Il est renvoyé aux conclusions des parties pour le détail de leur argumentation.
EXPOSE DES MOTIFS,
A titre liminaire, la cour rappelle qu’en application de l’article 954 du code de procédure civile, les conclusions d’appel doivent formuler expressément les prétentions des parties et les moyens de fait et de droit sur lesquels chacune de ces prétentions est fondée avec indication pour chaque prétention des pièces invoquées et de leur numérotation et qu’elle ne statue que sur les prétentions énoncées au dispositif et n’examine les moyens au soutien de ces prétentions que s’ils sont invoqués dans la discussion.
1/ Sur la demande de résiliation judiciaire du contrat de travail :
M. [K] soutient qu’en l’affectant à des transports scolaires avec prise de poste à [Localité 7] alors que précédemment et contractuellement il était affecté à la ligne interurbaine [Localité 4] [Localité 7] Roissy avec prise de poste à [Localité 4], l’employeur a modifié unilatéralement son contrat de travail et n’a pas respecté les préconisations du médecin du travail ce qui a provoqué une dégradation de son état de santé et que ces manquements justifient la résiliation judiciaire de son contrat de travail.

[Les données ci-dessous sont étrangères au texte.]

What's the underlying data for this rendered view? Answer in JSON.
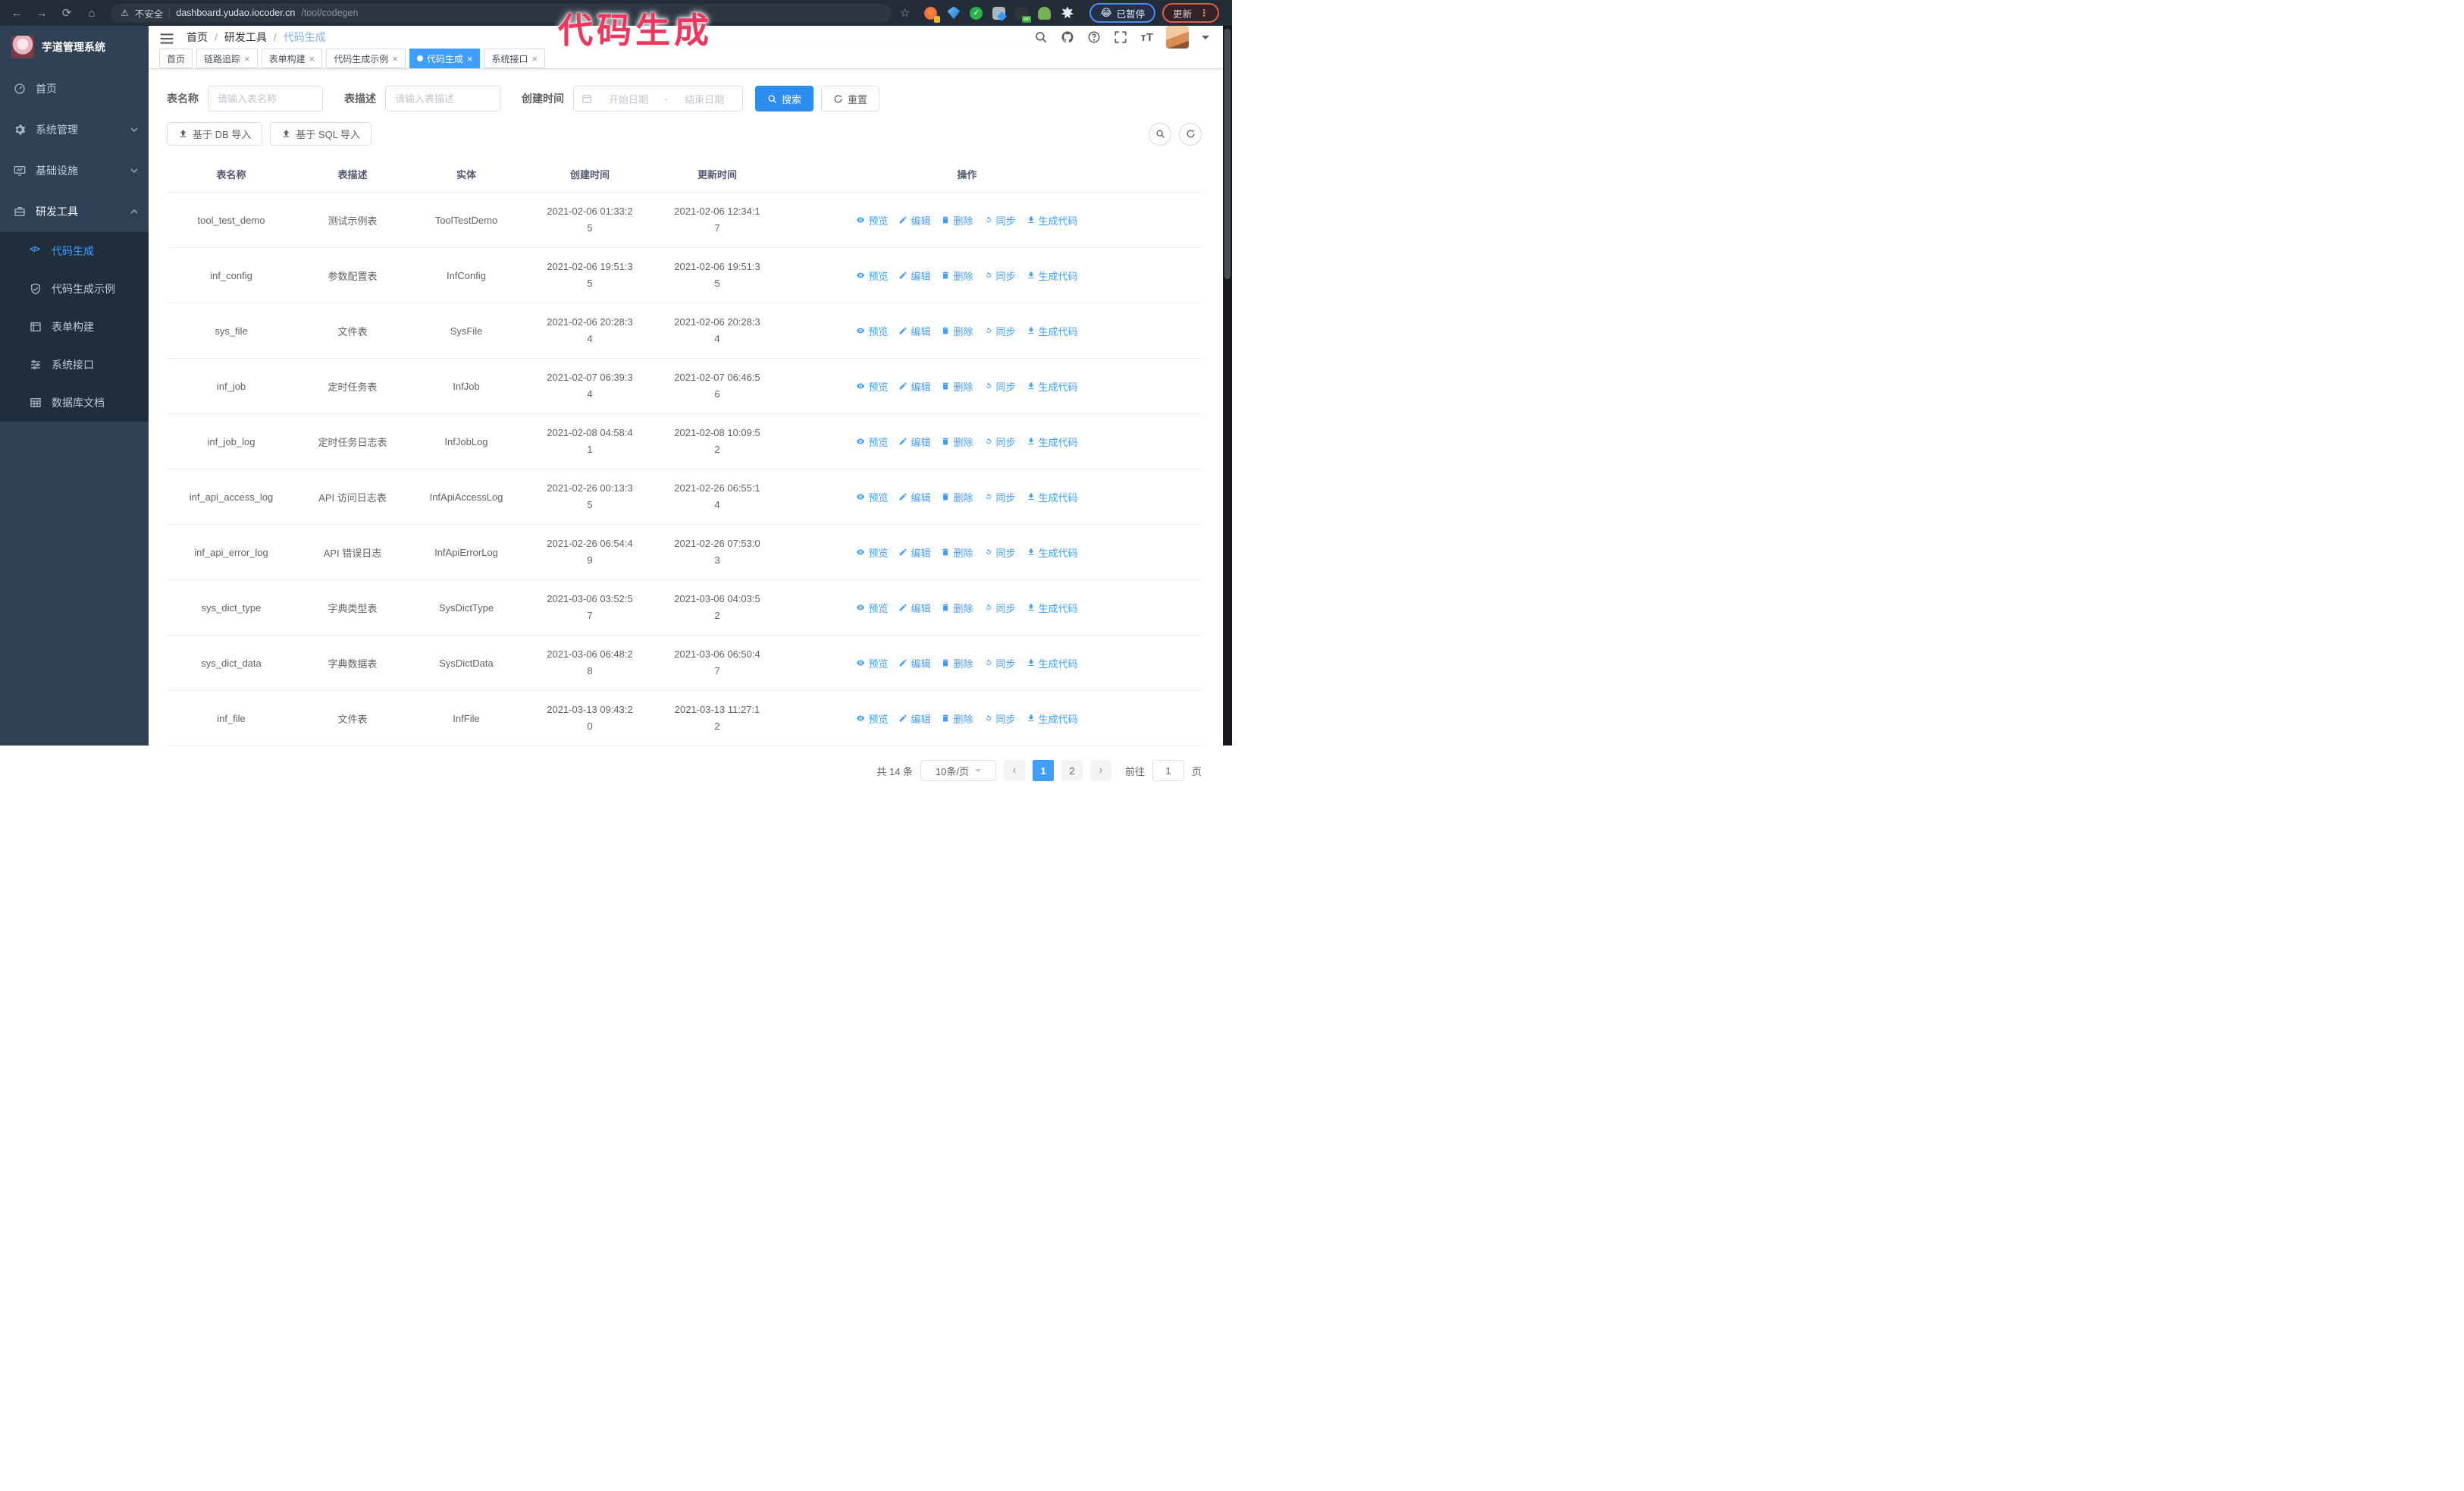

L’employeur répond qu’il n’a aucunement manqué à son obligation de sécurité de résultat dans la mesure où il a affecté M. [K] sur une ligne régulière et sur du scolaire en application de son pouvoir de direction et avant une quelconque préconisation médicale, où à la suite de son transfert de contrat, le salarié n’a travaillé que 7 jours, dont 1 seule journée (le 12 octobre 2021) postérieurement aux préconisations du médecin du travail, qui en tout état de cause constatait son aptitude en date du 11 octobre 2021, précisant que ses préconisations étaient « à privilégier », où le salarié n’a jamais répondu à la proposition de le rencontrer pour évoquer les préconisations et éventuels aménagements de poste et où M. [K] a fourni des arrêts de travail successifs à compter du 13 octobre 2021, de sorte qu’il n’a jamais été en situation d’avoir à mettre en 'uvre les préconisations du médecin du travail et qu’aucun lien ne peut donc être établi entre l’état de santé de M. [K] et ses conditions de travail.
Sur ce,
La voie de la résiliation judiciaire est ouverte au salarié qui invoque que l’employeur a gravement manqué à son égard à ses obligations contractuelles, légales ou conventionnelles. Lorsque les manquements de l’employeur à ses obligations légales, conventionnelles ou contractuelles sont établis, ont revêtu une gravité suffisante et empêchent la poursuite du contrat de travail, la demande de résiliation judiciaire du contrat de travail doit être accueillie et produit, tous les effets attachés à un licenciement prononcé sans cause réelle et sérieuse ou nul et avec effet à la date de la décision la prononçant, lorsqu’à cette date le contrat de travail est toujours en cours. Il incombe au salarié de rapporter la preuve des manquements qu’il invoque et de de leur gravité.
La mention du lieu de travail dans le contrat de travail a valeur d’information à moins qu’il soit stipulé par une clause claire et précise que le salarié exécutera son travail exclusivement dans ce lieu.
En l’absence de clause de mobilité, sauf si le contrat prévoit que le salarié exercera son travail exclusivement dans un lieu déterminé, le changement du lieu de travail n’emporte modification dudit contrat que si le nouveau lieu de travail se situe dans un secteur géographique différent, ou si ce changement porte une atteinte excessive aux droits du salarié à la santé et au repos et à une vie personnelle et familiale et si une telle atteinte ne peut être justifiée par la tâche à accomplir et est disproportionnée au but recherché.
C’est au salarié qu’il incombe de rapporter la preuve de l’existence de la modification apportée par l’employeur à son contrat de travail.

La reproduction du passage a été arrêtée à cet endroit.